Development of a thermophilic host-vector system for the production of recombinant proteins at elevated temperatures.

Geobacillus spp. are moderate thermophiles that can efficiently produce recombinant proteins. Considering the protein production exhibited by these species, we searched for robust promoters in Geobacillus kaustophilus HTA426. Transcriptome data revealed that several genes were highly expressed during the proliferative phase; their promoters were characterized using reporter assays with Venus fluorescent protein (VFP). The results suggested that the cspD promoter (PcspD) directed robust vfp expression at 60°C in G. kaustophilus. Although cspD potentially encodes a cold-shock protein, PcspD functioned at elevated temperatures. The promoter strongly functioned even in Escherichia coli; this prevented the cloning of some genes (e.g., vfp) downstream of it on a plasmid vector via E. coli-based genetic manipulation. Consequently, we generated a mutated PcspD that functioned inefficiently in E. coli and constructed the pGKE124 plasmid using the mutant promoter. The plasmid could carry vfp in E. coli and afford the production of VFP in G. kaustophilus at a yield of 390 mg/L. pGKE124 directed a similar production in other thermophilic species; the highest yield was observed in Geobacillus thermodenitrificans K1041. Several proteins could be produced using a system involving G. thermodenitrificans K1041 and pGKE124. Notably, the extracellular production of xylanase at a yield of 1 g/L was achieved using this system.

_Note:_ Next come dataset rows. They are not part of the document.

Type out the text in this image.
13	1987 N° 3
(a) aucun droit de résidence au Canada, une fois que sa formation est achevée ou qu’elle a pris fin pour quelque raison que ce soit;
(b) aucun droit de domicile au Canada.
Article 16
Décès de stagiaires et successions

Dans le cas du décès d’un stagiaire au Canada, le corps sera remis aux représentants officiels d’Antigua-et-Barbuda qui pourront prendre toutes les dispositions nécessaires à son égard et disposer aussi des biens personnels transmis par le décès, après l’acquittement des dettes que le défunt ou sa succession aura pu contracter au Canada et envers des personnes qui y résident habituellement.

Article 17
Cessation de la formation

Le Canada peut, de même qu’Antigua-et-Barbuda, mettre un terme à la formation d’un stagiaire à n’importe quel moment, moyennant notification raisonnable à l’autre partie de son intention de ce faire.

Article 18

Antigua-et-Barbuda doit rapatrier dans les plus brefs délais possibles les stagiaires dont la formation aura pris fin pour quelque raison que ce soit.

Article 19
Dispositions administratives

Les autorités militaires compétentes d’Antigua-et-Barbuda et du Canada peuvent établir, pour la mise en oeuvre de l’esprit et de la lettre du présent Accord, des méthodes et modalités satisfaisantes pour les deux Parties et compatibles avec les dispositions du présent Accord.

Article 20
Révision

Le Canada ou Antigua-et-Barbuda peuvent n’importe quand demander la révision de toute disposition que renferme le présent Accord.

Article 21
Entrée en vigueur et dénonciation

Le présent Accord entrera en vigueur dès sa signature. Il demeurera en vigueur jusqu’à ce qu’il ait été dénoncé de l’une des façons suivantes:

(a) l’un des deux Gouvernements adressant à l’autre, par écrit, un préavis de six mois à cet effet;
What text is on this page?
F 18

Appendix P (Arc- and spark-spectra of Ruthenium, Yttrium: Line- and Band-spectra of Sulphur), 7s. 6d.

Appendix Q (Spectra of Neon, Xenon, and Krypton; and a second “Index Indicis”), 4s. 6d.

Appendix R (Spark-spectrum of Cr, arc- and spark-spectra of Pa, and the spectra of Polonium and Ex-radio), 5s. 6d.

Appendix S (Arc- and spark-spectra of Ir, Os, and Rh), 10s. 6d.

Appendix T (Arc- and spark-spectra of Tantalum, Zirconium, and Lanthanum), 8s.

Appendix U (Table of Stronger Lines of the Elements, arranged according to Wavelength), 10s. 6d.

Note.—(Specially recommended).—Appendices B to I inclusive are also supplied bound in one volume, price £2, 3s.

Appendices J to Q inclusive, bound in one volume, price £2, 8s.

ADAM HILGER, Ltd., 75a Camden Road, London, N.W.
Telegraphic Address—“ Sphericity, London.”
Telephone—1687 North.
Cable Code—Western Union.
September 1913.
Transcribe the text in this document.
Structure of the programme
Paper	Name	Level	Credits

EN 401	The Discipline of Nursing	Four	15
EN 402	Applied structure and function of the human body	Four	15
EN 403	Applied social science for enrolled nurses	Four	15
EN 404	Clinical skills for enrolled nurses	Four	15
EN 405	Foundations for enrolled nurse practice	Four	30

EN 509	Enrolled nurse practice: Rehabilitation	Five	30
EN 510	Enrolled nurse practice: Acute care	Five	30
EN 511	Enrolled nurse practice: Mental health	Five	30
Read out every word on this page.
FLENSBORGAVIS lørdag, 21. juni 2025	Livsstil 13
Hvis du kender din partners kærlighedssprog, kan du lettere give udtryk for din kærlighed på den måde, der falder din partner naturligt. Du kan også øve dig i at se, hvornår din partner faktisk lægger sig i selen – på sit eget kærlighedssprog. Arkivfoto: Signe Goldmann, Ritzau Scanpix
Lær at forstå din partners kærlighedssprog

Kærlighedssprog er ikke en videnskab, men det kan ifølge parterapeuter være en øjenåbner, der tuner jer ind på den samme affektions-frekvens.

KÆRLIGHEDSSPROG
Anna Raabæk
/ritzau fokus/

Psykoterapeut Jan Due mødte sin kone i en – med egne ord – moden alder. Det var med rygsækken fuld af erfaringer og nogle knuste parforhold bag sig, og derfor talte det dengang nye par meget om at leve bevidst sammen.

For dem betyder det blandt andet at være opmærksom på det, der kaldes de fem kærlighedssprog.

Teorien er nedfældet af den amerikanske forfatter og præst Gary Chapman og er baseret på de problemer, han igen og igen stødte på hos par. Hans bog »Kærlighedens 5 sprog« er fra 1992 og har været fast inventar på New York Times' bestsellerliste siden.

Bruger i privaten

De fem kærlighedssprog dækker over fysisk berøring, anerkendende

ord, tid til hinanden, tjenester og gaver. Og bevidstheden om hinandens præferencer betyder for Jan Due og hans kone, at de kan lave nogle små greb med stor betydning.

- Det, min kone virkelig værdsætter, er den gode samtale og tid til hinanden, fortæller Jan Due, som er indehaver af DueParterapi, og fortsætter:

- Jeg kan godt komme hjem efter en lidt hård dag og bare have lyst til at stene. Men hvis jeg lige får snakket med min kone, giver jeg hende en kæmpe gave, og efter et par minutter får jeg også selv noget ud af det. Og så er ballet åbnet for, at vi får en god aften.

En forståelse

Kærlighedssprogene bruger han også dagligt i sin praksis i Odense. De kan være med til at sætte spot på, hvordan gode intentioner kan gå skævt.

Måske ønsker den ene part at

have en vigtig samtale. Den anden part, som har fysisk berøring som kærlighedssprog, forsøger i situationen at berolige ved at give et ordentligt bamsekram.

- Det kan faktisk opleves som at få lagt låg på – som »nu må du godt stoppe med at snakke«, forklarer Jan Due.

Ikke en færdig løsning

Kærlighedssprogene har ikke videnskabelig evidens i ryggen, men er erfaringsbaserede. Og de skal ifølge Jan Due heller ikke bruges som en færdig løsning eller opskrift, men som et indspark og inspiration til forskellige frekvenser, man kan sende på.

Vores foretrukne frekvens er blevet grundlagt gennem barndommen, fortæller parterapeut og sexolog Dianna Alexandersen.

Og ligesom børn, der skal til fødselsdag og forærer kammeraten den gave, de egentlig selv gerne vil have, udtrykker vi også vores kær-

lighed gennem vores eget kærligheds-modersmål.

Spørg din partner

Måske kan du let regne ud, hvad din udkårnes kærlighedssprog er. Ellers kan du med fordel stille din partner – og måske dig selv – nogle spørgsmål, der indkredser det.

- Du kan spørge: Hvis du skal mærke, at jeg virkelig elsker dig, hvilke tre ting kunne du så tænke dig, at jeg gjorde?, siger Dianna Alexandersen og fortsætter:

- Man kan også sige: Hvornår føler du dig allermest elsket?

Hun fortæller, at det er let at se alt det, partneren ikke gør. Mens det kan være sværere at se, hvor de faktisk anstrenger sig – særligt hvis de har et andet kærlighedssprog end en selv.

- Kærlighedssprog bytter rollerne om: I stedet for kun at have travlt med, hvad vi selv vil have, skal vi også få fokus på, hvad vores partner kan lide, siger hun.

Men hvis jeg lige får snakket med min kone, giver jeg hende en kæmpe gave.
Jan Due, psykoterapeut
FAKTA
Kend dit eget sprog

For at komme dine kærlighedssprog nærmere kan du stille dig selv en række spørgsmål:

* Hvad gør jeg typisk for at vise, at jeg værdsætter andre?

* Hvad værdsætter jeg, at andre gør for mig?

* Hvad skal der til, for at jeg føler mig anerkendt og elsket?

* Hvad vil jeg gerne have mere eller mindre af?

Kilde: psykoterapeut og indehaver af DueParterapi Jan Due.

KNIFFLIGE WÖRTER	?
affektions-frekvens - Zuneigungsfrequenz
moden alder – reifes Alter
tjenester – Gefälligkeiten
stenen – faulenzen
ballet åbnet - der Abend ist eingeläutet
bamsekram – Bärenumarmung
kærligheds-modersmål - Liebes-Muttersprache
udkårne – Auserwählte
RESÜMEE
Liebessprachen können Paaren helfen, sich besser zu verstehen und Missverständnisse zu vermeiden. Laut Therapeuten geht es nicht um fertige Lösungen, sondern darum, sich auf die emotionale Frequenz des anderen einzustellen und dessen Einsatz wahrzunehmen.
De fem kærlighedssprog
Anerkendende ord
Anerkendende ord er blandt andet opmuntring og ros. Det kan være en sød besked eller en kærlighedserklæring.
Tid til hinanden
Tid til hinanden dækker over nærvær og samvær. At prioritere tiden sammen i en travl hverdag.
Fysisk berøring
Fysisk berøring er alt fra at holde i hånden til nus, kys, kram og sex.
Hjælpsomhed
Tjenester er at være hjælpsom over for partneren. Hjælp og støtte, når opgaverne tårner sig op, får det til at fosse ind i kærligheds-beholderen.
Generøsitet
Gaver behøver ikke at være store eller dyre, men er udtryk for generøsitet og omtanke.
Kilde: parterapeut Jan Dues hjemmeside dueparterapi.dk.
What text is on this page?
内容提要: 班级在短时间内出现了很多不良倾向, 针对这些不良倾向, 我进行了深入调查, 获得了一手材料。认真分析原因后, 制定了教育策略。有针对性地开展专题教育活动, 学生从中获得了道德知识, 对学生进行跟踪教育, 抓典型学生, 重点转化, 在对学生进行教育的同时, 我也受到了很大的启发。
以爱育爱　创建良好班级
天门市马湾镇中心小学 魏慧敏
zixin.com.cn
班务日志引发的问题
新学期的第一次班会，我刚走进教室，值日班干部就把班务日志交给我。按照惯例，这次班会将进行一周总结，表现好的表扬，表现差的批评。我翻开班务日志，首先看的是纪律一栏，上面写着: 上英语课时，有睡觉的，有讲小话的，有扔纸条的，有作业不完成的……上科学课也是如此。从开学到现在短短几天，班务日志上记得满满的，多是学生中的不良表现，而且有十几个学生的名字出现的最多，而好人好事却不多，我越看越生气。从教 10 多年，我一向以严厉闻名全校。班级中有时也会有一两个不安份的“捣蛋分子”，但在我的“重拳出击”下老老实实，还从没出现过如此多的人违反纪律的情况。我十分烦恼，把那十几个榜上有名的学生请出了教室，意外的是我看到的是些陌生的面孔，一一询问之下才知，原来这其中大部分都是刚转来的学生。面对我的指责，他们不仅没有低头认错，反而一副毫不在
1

Although the leaky production of nonsecretory proteins was observed, we developed a simple process to collectively purify recombinant proteins from the intracellular and extracellular fractions. The findings presented there propose an effective host-vector system for the production of recombinant proteins at elevated temperatures. KEY POINTS: • A thermophilic system to produce recombinant proteins was constructed. • The system produced diverse proteins using inexpensive media at elevated temperatures. • The system produced an extracellular protein at a yield of 1 g/L of culture.

Structural and functional analyses of GH51 alpha-L-arabinofuranosidase of Geobacillus vulcani GS90 reveal crucial residues for catalytic activity and thermostability.

Alpha-L-arabinofuranosidase (Abf) is of big interest in various industrial areas. Directed evolution is a powerful strategy to identify significant residues underlying Abf properties. Here, six active variants from GH51 Abf of Geobacillus vulcani GS90 (GvAbf) by directed evolution were overproduced, extracted, and analyzed at biochemical and structural levels. According to the activity and thermostability results, the most-active and the least-active variants were found as GvAbf51 and GvAbf52, respectively. GvAbf63 variant was more active than parent GvAbf by 20% and less active than GvAbf51. Also, the highest thermostability belonged to GvAbf52 with 80% residual activity after 1 h. Comparative sequence and structure analyses revealed that GvAbf51 possessed L307S displacement. Thus, this study suggested that L307 residue may be critical for GvAbf activity. GvAbf63 had H30D, Q90H, and L307S displacements, and H30 was covalently bound to E29 catalytic residue. Thus, H30D may decrease the positive effect of L307S on GvAbf63 activity, preventing E29 action. Besides, GvAbf52 possessed S215N, L307S, H473P, and G476C substitutions and S215 was close to E175 (acid-base residue). S215N may partially disrupt E175 action. Overall effect of all substitutions in GvAbf52 may result in the formation of the C-C bond between C171 and C213 by becoming closer to each other.